Bankruptcy laws originated in England. Bankruptcy is a method of satisfying creditors by distributing a debtor’s assets among them as payment for the debtor’s debts. While the law was originally intended to satisfy creditors, it has evolved into a method of equitable treatment for both debtor and creditor. One of the primary purposes of bankruptcy is to give a debtor (you) a new beginning in life by clearing debts so the debtor can pursue future opportunities without the pressure of debt. In the 1970s, the main reason for bankruptcy was high medical bills. Today, it is high credit card balances. Bankruptcy laws were established in this country by Article I, Section 8, Clause 45 of the United States Constitution, and date back to 1800. Bankruptcy acts were passed in 1800, 1841 and 1898. The 1898 bankruptcy laws were completely revised in 1938. The 1938 revision took place before a significant amount of consumer credit was extended, so the Act was again revised by the Bankruptcy Reform Act of 1978, which became effective on October 1, 1979, and was amended in 1984. The Bankruptcy Reform Act of 1994 made additional changes and became effective on October 22, 1994. The Bankruptcy Reform Act of 1994 adjusted filing and exemption limits and allowed for inflation adjustments every three years. In 1997, four acts were passed by Congress:

  1. The Private Trustee Reform Act.
  2. The Investment in Education Act.
  3. The Working Family Farmer Protection Act.

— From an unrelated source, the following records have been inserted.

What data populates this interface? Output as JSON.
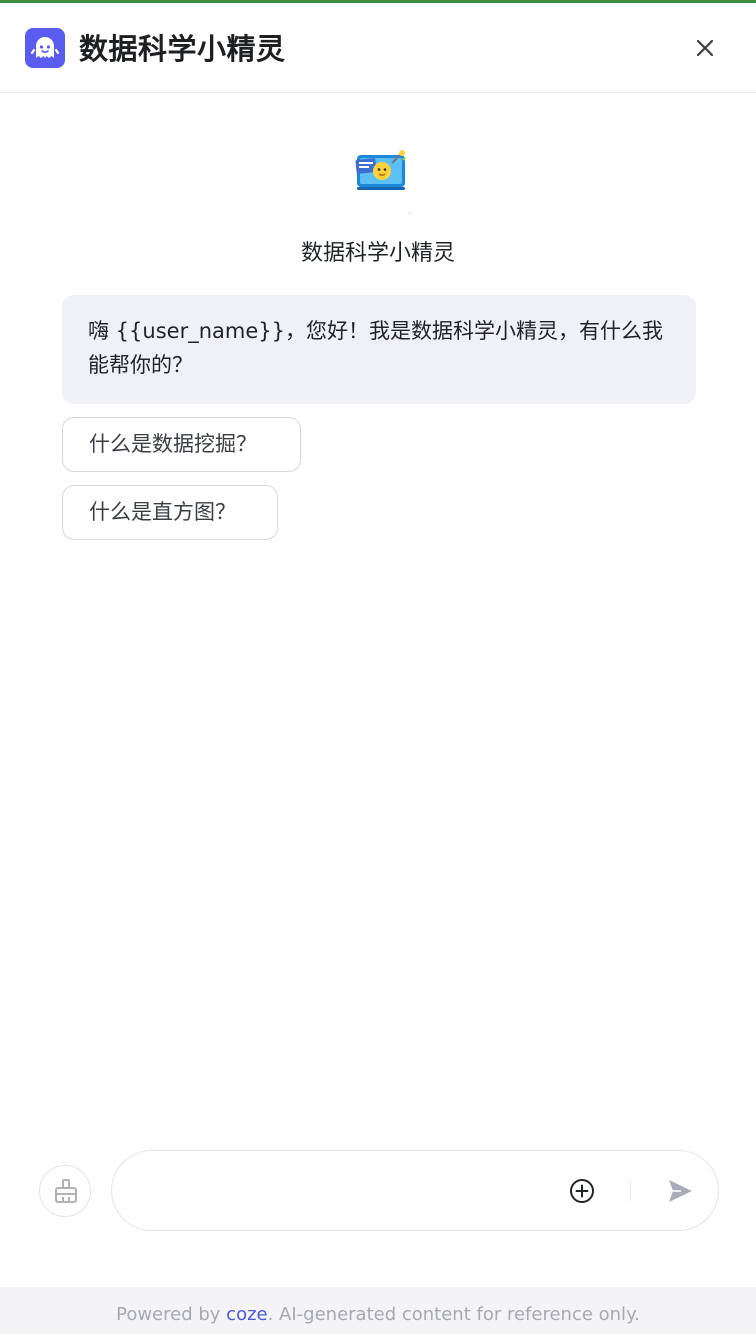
{
  "header": {
    "title": "数据科学小精灵",
    "logo_icon": "coze-bot-icon",
    "close_icon": "close-icon"
  },
  "bot": {
    "name": "数据科学小精灵",
    "avatar_icon": "data-science-bot-avatar"
  },
  "greeting": {
    "text": "嗨 {{user_name}}，您好！我是数据科学小精灵，有什么我能帮你的？"
  },
  "suggestions": [
    {
      "label": "什么是数据挖掘？"
    },
    {
      "label": "什么是直方图？"
    }
  ],
  "input": {
    "placeholder": "",
    "value": "",
    "clear_icon": "broom-icon",
    "add_icon": "plus-circle-icon",
    "send_icon": "send-icon"
  },
  "footer": {
    "prefix": "Powered by ",
    "link_text": "coze",
    "suffix": ". AI-generated content for reference only."
  },
  "colors": {
    "accent": "#5a5cf0",
    "bubble_bg": "#f0f1f6",
    "link": "#4b58dc",
    "top_border": "#3a8f3c"
  }
}
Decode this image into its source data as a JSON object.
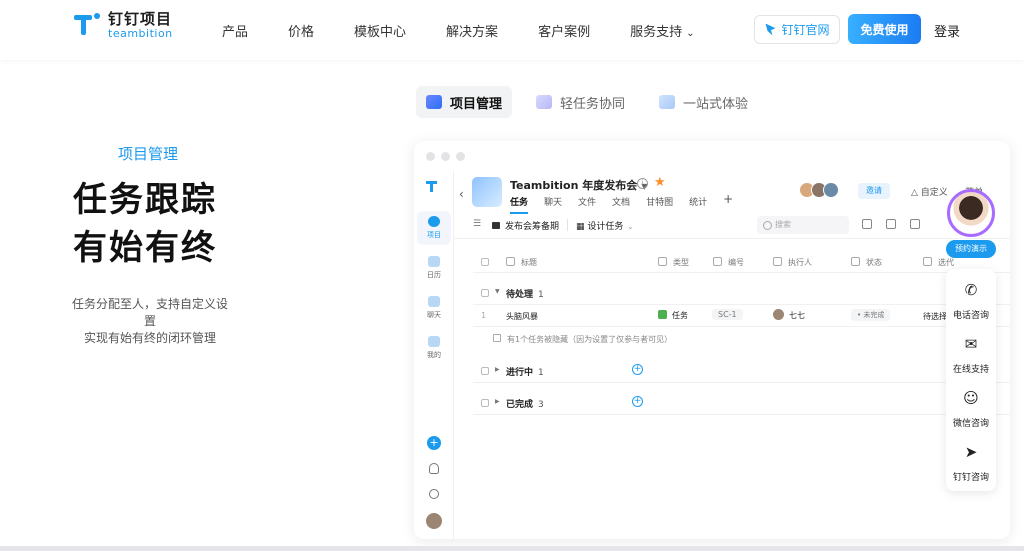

  4. The Bankruptcy Judgeship Act of 1997.

The Bankruptcy Abuse Prevention and Consumer Protection Act of 2005 (BAPCPA) was signed into law by President George W. Bush on April 20, 2005, and became effective on October 17, 2005. The Act represents one of the most comprehensive overhauls of the Bankruptcy Code in more than 25 years, particularly with respect to its consumer bankruptcy reforms. The intent of Congress was to improve bankruptcy and practice with a dominant theme of restoring personal responsibility and integrity to the bankruptcy system.